Africa, WHO engaged in antimicrobial resistance protection in Liberia
The threat of AMR (antimicrobial resistance) and prescribing without justification: antimicrobial is the collective term for antibiotics, antivirals, antifungals and pesticides
Antimicrobial resistance, or AMR, occurs when bacteria, fungi, parasites and viruses that make humans and animals sick become resistant to drugs designed to kill these invaders.
AMR (antimicrobial resistance) is a major public health crisis across Africa
The WHO estimates that AMR could kill 4.1 million people in Africa by 2050 unless more prudent drug-taking practices are followed by medical facilities and individuals (who, for example, do not follow the full course of drugs or take them when they are not needed).
In the evaluation of Phoebe Hospital, a hospital in the capital city of Bong (Liberia), data collected from medical records using the WHO point prevalence survey indicated that the majority (517, or 63%) of patients put on antibiotics had no laboratory results confirming the presence of an infection.
Liberia developed a national action plan on antimicrobial resistance in 2018
Its practices became more rigorous, however, with national guidelines on antimicrobial stewardship followed in 2021, with support from WHO and other partners to improve surveillance and promote the rational use of antimicrobial drugs in health facilities.
The support included ICT equipment to strengthen surveillance and conduct a baseline assessment of antibiotic prescribing and resistance in the seven hospitals.
In addition, 36 frontline health workers were trained on antimicrobial susceptibility testing, with a focus on diagnostic stewardship.
78 frontline health workers at national and facility levels received technical training on effective antimicrobial stewardship to become members of the medical quality management teams established in each of the seven hospitals.

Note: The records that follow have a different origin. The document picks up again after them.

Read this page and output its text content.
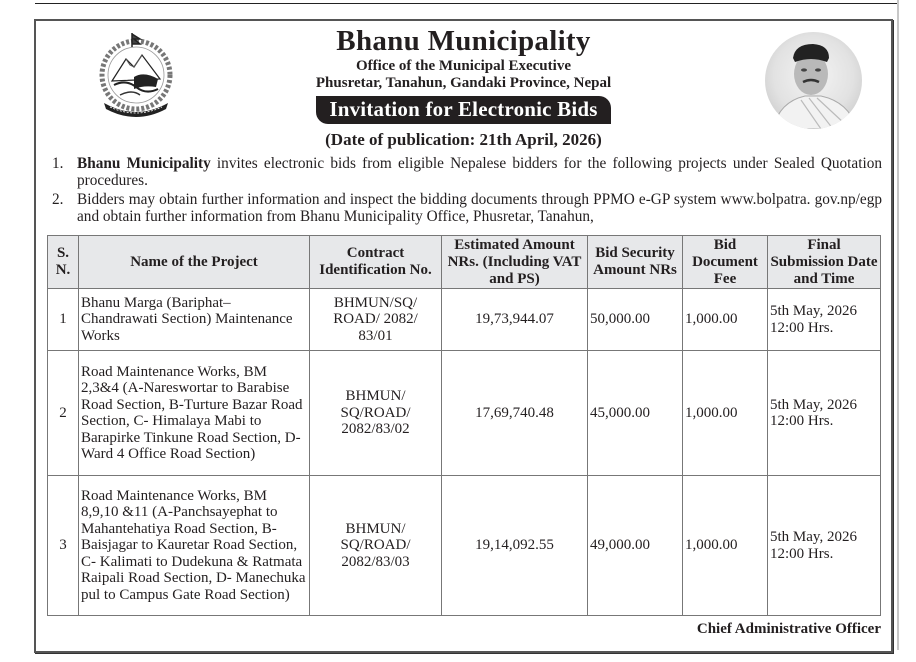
Bhanu Municipality
Office of the Municipal Executive
Phusretar, Tanahun, Gandaki Province, Nepal
Invitation for Electronic Bids
(Date of publication: 21th April, 2026)
1. Bhanu Municipality invites electronic bids from eligible Nepalese bidders for the following projects under Sealed Quotation procedures.
2. Bidders may obtain further information and inspect the bidding documents through PPMO e-GP system www.bolpatra. gov.np/egp and obtain further information from Bhanu Municipality Office, Phusretar, Tanahun,
S. N.	Name of the Project	Contract Identification No.	Estimated Amount NRs. (Including VAT and PS)	Bid Security Amount NRs	Bid Document Fee	Final Submission Date and Time
1	Bhanu Marga (Bariphat–Chandrawati Section) Maintenance Works	BHMUN/SQ/ ROAD/ 2082/ 83/01	19,73,944.07	50,000.00	1,000.00	5th May, 2026 12:00 Hrs.
2	Road Maintenance Works, BM 2,3&4 (A-Nareswortar to Barabise Road Section, B-Turture Bazar Road Section, C- Himalaya Mabi to Barapirke Tinkune Road Section, D- Ward 4 Office Road Section)	BHMUN/ SQ/ROAD/ 2082/83/02	17,69,740.48	45,000.00	1,000.00	5th May, 2026 12:00 Hrs.
3	Road Maintenance Works, BM 8,9,10 &11 (A-Panchsayephat to Mahantehatiya Road Section, B- Baisjagar to Kauretar Road Section, C- Kalimati to Dudekuna & Ratmata Raipali Road Section, D- Manechuka pul to Campus Gate Road Section)	BHMUN/ SQ/ROAD/ 2082/83/03	19,14,092.55	49,000.00	1,000.00	5th May, 2026 12:00 Hrs.
Chief Administrative Officer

Across Africa, WHO is working with ministries of health and health institutions to instil sound antimicrobial stewardship
Where it is practised, stewardship appears to improve demand for laboratory services from doctors and patients.
Medical quality management teams in Liberia, for example, meet regularly to plan, implement and monitor interventions on the prescription and use of essential drugs, with a focus on antibiotics and antimalarials.
Ward rounds and clinical conferences are routinely organised to discuss patient conditions and their treatment using hospital-specific action points, ultimately improving antimicrobial stewardship interventions.
“We have seen gradual improvements in antimicrobial susceptibility testing and reporting between 2021 and 2022, compared to the past,” reports William Walker, laboratory technician and microbiologist at Phebe Hospital.
“If the hospital’s diagnostic infrastructure and staff technical capacity are further strengthened, it will go a long way to promote early detection and reporting of AMR pathogens and better monitoring of antimicrobial prescribing and use.”
According to the senior pharmacist at Liberia’s Redemption Hospital, Dr Munyah Mohamed Karvah, the pharmacy no longer accepts open orders from doctors or clinicians who do not have laboratory tests.